First, we have to confirm that our given point falls in the region we are looking at. Sure this seems pretty trivial, but if implemented in a program, this will have to be done. Assume a 2D arbitrary point $(X,Y)$. In order for this point to fall in the region of concern, the following inequalities must be true:

$$X_{offset} \leq X \leq (X_{offset}+\Delta{X})\\

Y_{offset} \leq Y \leq (Y_{offset}+\Delta{Y})$$

We now know that our point is in the rectangular region, however we must now find out if the point is in sub region I or II. This is important because a plane can only be constrained by 3 points.

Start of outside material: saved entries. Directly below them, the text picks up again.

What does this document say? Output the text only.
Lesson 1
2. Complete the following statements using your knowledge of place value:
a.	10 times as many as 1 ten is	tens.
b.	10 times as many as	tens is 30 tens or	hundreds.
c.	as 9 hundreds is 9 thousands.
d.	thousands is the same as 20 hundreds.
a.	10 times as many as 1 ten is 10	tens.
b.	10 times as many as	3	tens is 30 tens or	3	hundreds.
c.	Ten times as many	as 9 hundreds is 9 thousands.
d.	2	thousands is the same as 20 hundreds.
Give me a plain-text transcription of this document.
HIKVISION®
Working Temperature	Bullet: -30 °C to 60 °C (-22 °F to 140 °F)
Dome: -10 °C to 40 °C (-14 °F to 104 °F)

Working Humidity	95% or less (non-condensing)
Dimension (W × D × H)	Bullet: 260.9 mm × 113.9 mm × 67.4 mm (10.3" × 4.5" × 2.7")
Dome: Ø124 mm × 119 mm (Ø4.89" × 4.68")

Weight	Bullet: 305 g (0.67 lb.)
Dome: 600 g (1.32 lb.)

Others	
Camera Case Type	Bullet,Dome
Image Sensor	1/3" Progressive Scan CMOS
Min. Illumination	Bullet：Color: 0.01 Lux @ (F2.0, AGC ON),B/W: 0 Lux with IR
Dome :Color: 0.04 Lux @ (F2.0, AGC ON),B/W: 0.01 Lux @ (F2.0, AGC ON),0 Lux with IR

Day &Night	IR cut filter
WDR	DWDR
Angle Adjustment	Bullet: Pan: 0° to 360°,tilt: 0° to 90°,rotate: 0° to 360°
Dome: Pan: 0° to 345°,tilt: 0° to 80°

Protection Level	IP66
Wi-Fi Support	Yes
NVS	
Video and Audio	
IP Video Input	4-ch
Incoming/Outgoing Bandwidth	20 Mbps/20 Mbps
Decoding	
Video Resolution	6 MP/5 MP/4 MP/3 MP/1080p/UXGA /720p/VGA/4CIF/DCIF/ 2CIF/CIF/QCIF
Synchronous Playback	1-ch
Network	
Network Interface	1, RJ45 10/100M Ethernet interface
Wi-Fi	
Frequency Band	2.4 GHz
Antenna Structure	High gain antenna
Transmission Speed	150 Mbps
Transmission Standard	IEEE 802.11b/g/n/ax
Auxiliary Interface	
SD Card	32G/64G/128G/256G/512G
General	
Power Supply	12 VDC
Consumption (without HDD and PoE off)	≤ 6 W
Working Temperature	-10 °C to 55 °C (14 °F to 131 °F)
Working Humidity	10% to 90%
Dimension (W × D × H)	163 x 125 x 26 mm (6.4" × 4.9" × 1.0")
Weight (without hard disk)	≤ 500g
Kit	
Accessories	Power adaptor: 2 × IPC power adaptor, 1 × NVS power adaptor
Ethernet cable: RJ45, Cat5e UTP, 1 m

The interpolation will always uses points $P$ and $Q$, but we must determine if $R_I$ or $R_{II}$ is to be used. The point is located in sub region I if the following inequality is true. This will indicate that $R_I$ must be used for the interpolation.

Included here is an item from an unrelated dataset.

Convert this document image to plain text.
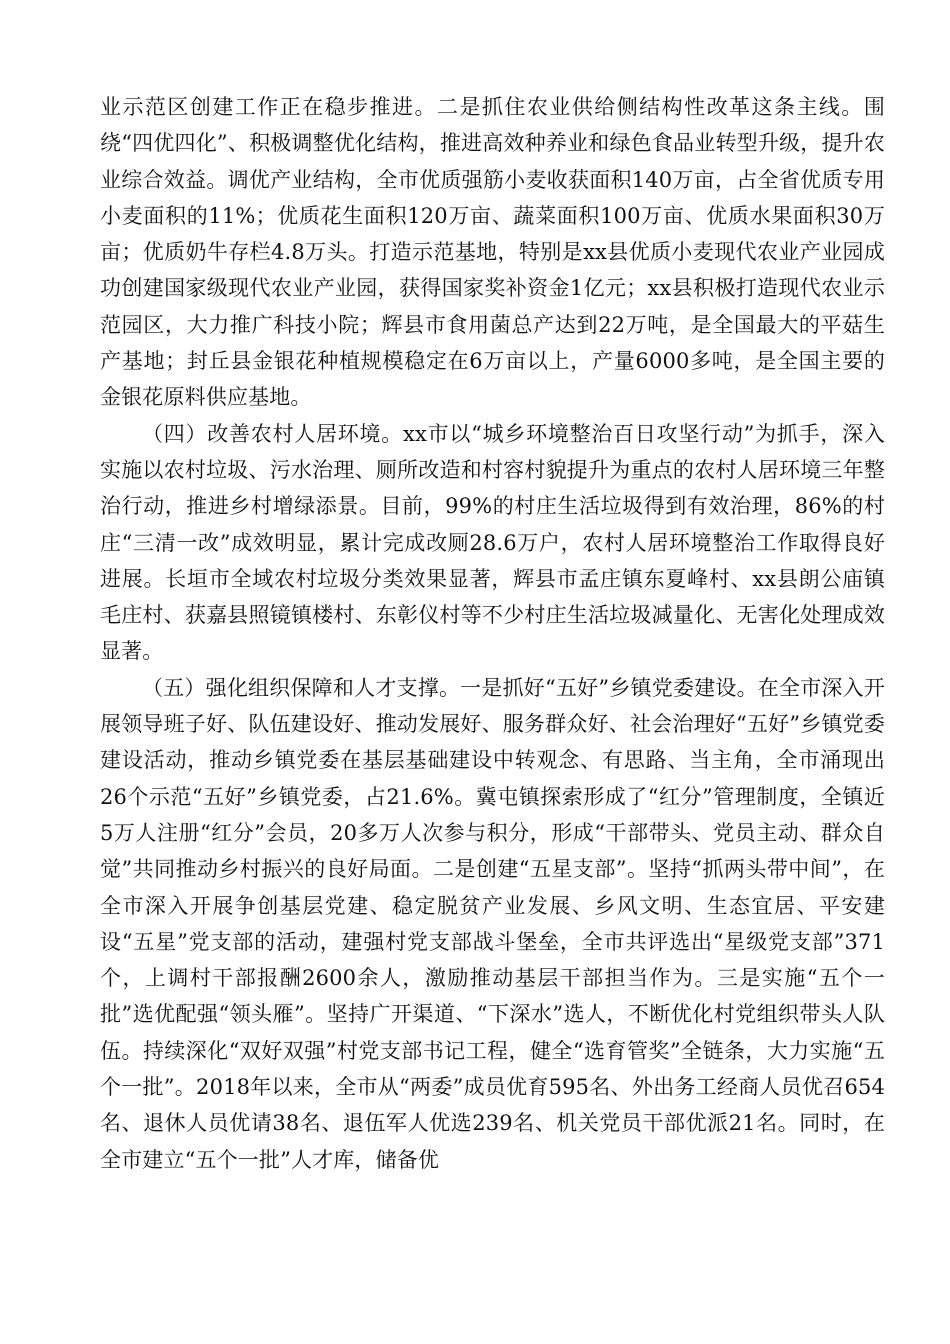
业示范区创建工作正在稳步推进。二是抓住农业供给侧结构性改革这条主线。围绕“四优四化”、积极调整优化结构，推进高效种养业和绿色食品业转型升级，提升农业综合效益。调优产业结构，全市优质强筋小麦收获面积140万亩，占全省优质专用小麦面积的11%；优质花生面积120万亩、蔬菜面积100万亩、优质水果面积30万亩；优质奶牛存栏4.8万头。打造示范基地，特别是xx县优质小麦现代农业产业园成功创建国家级现代农业产业园，获得国家奖补资金1亿元；xx县积极打造现代农业示范园区，大力推广科技小院；辉县市食用菌总产达到22万吨，是全国最大的平菇生产基地；封丘县金银花种植规模稳定在6万亩以上，产量6000多吨，是全国主要的金银花原料供应基地。

（四）改善农村人居环境。xx市以“城乡环境整治百日攻坚行动”为抓手，深入实施以农村垃圾、污水治理、厕所改造和村容村貌提升为重点的农村人居环境三年整治行动，推进乡村增绿添景。目前，99%的村庄生活垃圾得到有效治理，86%的村庄“三清一改”成效明显，累计完成改厕28.6万户，农村人居环境整治工作取得良好进展。长垣市全域农村垃圾分类效果显著，辉县市孟庄镇东夏峰村、xx县朗公庙镇毛庄村、获嘉县照镜镇楼村、东彰仪村等不少村庄生活垃圾减量化、无害化处理成效显著。

（五）强化组织保障和人才支撑。一是抓好“五好”乡镇党委建设。在全市深入开展领导班子好、队伍建设好、推动发展好、服务群众好、社会治理好“五好”乡镇党委建设活动，推动乡镇党委在基层基础建设中转观念、有思路、当主角，全市涌现出26个示范“五好”乡镇党委，占21.6%。冀屯镇探索形成了“红分”管理制度，全镇近5万人注册“红分”会员，20多万人次参与积分，形成“干部带头、党员主动、群众自觉”共同推动乡村振兴的良好局面。二是创建“五星支部”。坚持“抓两头带中间”，在全市深入开展争创基层党建、稳定脱贫产业发展、乡风文明、生态宜居、平安建设“五星”党支部的活动，建强村党支部战斗堡垒，全市共评选出“星级党支部”371个，上调村干部报酬2600余人，激励推动基层干部担当作为。三是实施“五个一批”选优配强“领头雁”。坚持广开渠道、“下深水”选人，不断优化村党组织带头人队伍。持续深化“双好双强”村党支部书记工程，健全“选育管奖”全链条，大力实施“五个一批”。2018年以来，全市从“两委”成员优育595名、外出务工经商人员优召654名、退休人员优请38名、退伍军人优选239名、机关党员干部优派21名。同时，在全市建立“五个一批”人才库，储备优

$$\frac{X}{\Delta{X}} > \frac{Y}{\Delta{Y}}$$

If the above inequality is not satisfied, then the point is in sub region II, and satisfies the following relation. $R_{II}$ must be used.

$$\frac{X}{\Delta{X}} \leq \frac{Y}{\Delta{Y}}$$

Now that we have located our point, we can go on to determining Z. Let us define the following:

$$P=(X_1,Y_1,Z_1)\\

Q=(X_2,Y_2,Z_2)\\

R=(X_3,Y_3,Z_3)$$

From these three points, two vectors can be defined:

$$\vec{PQ} = <X_2-X_1, Y_2-Y_1,Z_2-Z_1>\\

\vec{PR} = <X_3-X_1, Y_3-Y_1,Z_3-Z_1>$$

Now it is possible to find the the normal vector formed by $\vec{PQ}$ and $\vec{PR}$. This can be done by carrying out the cross product:

$$\vec{n} = \vec{PQ} \times \vec{PR} =\begin{vmatrix}

\vec{i} & \vec{j} & \vec{k} \\

X_2-X_1 & Y_2-Y_1 & Z_2-Z_1 \\

X_3-X_1 & Y_3-Y_1 & Z_3-Z_1

\end{vmatrix}$$

The value of this determinate is found to be:

$$\vec{n} = (Y_2-Y_1)(Z_3-Z_1)\vec{i} + (Z_2-Z_1)(X_3-X_1)\vec{j} + (X_2-X_1)(Y_3-Y_1)\vec{k} - (Y_2-Y_1)(X_3-X_1)\vec{k} - (Z_2-Z_1)(Y_3-Y_1)\vec{i} - (X_2-X_1)(Z_3-Z_1)\vec{j}$$

It can keep things much cleaner from here on out if we develop a short hand for the $\vec{i}$, $\vec{j}$ and $\vec{k}$ parts of the above equation:

$$L = [(Y_2-Y_1)(Z_3-Z_1)-(Z_2-Z_1)(Y_3-Y_1)]\vec{i}\\

M = [(Z_2-Z_1)(X_3-X_1)-(X_2-X_1)(Z_3-Z_1)]\vec{j}\\

N = [(X_2-X_1)(Y_3-Y_1)-(Y_2-Y_1)(X_3-X_1)]\vec{i}$$

A 3D plane can now be defined given the normal vector and a point on the plane, which is assumed to be our point $(X,Y,Z)$ where $X$ and $Y$ are known values:

$$L(X-X_1)+M(Y-Y_1)+N(Z-Z_1)=0$$

Finally, solving for $Z$, we find our solution:

$$Z=\frac{-L(X-X_1)-M(Y-Y_1)}{N} - Z_1$$

Phew. Now that wasn't so bad. It's only a little bit of Calculus III, but nothing too unmanageable (or in my case, not too un-recallable). This general equation can now be used for many different interpolation purposes. Specifically for the PCB leveling problem, it allows a small amount of points to be measured in an array. Then when you need to know the $Z$ height at a point somewhere in between two recorded values, this equation can be applied and a linear extrapolated value can be found.